Trust operations modify the active intent token without starting from scratch. These are available as MCP tools:

Revoke

Immediately invalidates the active token. Within ~55ms, every enforcement point in the fleet refuses it. Use when the plan has gone wrong.

Re-anchor

Updates the plan without revoking the token. Signs a delta linking the old plan hash to the new one, preserving the tamper-evident lineage in the audit log.

Delegate

Issues a subtree-bounded child token with a Merkle inclusion proof. A sub-agent receives authority confined to a specific part of the plan (e.g., /steps/[1]).
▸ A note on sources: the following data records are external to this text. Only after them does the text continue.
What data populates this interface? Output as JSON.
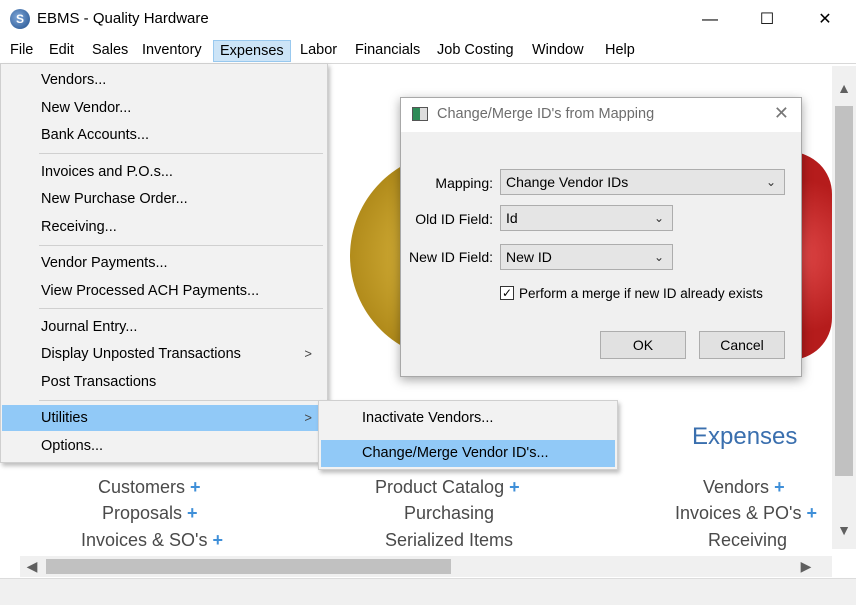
{
  "window": {
    "title": "EBMS - Quality Hardware",
    "app_icon": "S",
    "min": "—",
    "max": "☐",
    "close": "✕"
  },
  "menubar": [
    "File",
    "Edit",
    "Sales",
    "Inventory",
    "Expenses",
    "Labor",
    "Financials",
    "Job Costing",
    "Window",
    "Help"
  ],
  "expenses_menu": {
    "vendors": "Vendors...",
    "new_vendor": "New Vendor...",
    "bank_accounts": "Bank Accounts...",
    "invoices_pos": "Invoices and P.O.s...",
    "new_po": "New Purchase Order...",
    "receiving": "Receiving...",
    "vendor_payments": "Vendor Payments...",
    "view_ach": "View Processed ACH Payments...",
    "journal_entry": "Journal Entry...",
    "display_unposted": "Display Unposted Transactions",
    "post_transactions": "Post Transactions",
    "utilities": "Utilities",
    "options": "Options..."
  },
  "utilities_submenu": {
    "inactivate": "Inactivate Vendors...",
    "change_merge": "Change/Merge Vendor ID's..."
  },
  "dialog": {
    "title": "Change/Merge ID's from Mapping",
    "mapping_label": "Mapping:",
    "mapping_value": "Change Vendor IDs",
    "old_label": "Old ID Field:",
    "old_value": "Id",
    "new_label": "New ID Field:",
    "new_value": "New ID",
    "merge_label": "Perform a merge if new ID already exists",
    "merge_checked": true,
    "ok": "OK",
    "cancel": "Cancel"
  },
  "background": {
    "section_title": "Expenses",
    "links": {
      "customers": "Customers",
      "proposals": "Proposals",
      "invoices_sos": "Invoices & SO's",
      "product_catalog": "Product Catalog",
      "purchasing": "Purchasing",
      "serialized": "Serialized Items",
      "vendors": "Vendors",
      "invoices_pos": "Invoices & PO's",
      "receiving": "Receiving"
    },
    "plus": "+"
  },
  "colors": {
    "accent": "#91c9f7",
    "section_title": "#3a6fae",
    "plus": "#3f8fd8"
  }
}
Crypto Policy Binding (CSRG)

When an API key is configured, ArmorClaude cryptographically binds policies using Merkle trees:

  1. Policy statements are hashed into a Merkle tree
  2. The policy hash is included in the signed intent token
  3. At enforcement time, the hash is verified to ensure the policy hasn't been tampered with
  4. After any policy change, the crypto binding is automatically reissued

This ensures that the policy evaluated at token-minting time matches what's enforced at tool-call time.

Enforcement Engines

ArmorClaude supports two enforcement engines:

EngineDescriptionWhen to use
local (default)Policy evaluated in-process by the pluginSingle user, low latency
opaPolicy delegated to an OPA PDP serverFleet-wide enforcement, central policy management

Switch engines with:

/armor settings enforcement opa

OPA mode requires ARMORCLAUDE_OPA_PDP_URL to be set and pushes compiled policy bundles to the backend on every policy change.

Fail-Closed

In enforce mode (the default), any of these causes a tool call to be blocked:

  • No intent plan registered (and intent is required)
  • Tool not in plan (intent drift)
  • Parameters do not match plan constraints
  • Policy rule denies the tool
  • Intent token expired
  • MCP server not approved
  • Internal hook error

When an API key is configured, every block is recorded in the ArmorIQ audit log with the matched rule, the registered plan, the tool call, and the deny reason - so the chain of evidence is complete even when enforcement is silent to the user. In local-only mode (no API key), blocks still surface in Claude's response but are not shipped to a backend.

Whitelisted Tools

These tools are never blocked (they are needed for ArmorClaude to function):

  • register_intent_plan - Claude needs this to declare plans
  • policy_read - Policy reading (read-only)
  • trust_revoke / trust_reanchor / trust_delegate - Trust operations
  • ExitPlanMode - Plan mode approval
  • ToolSearch / TodoWrite / ListMcpResourcesTool - Claude Code internals with no side effects

State Management

The daemon maintains in-memory state, with files as the durable backing store:

FileWhatLifecycle
runtime.jsonSessions, tokens, plans, discovered tools, trust opsPer-session, pruned after 24h
policy.jsonPolicy rules + version historyPersistent
pending-plan.*.jsonPlan awaiting consumption by PreToolUseConsumed + deleted on next tool call
policy-pending.jsonStaged policy proposal (awaiting /armor yes)Expires after 30 minutes
policy-drafts.jsonDraft policies in progressUntil staged or discarded

Files live in ~/.claude/plugins/data/armorclaude-armoriq/.

No Separate LLM Call

ArmorClaude does not call a separate LLM to generate plans. Claude itself generates the plan as part of its normal reasoning turn, using the session's own credentials. Zero extra cost, zero extra latency.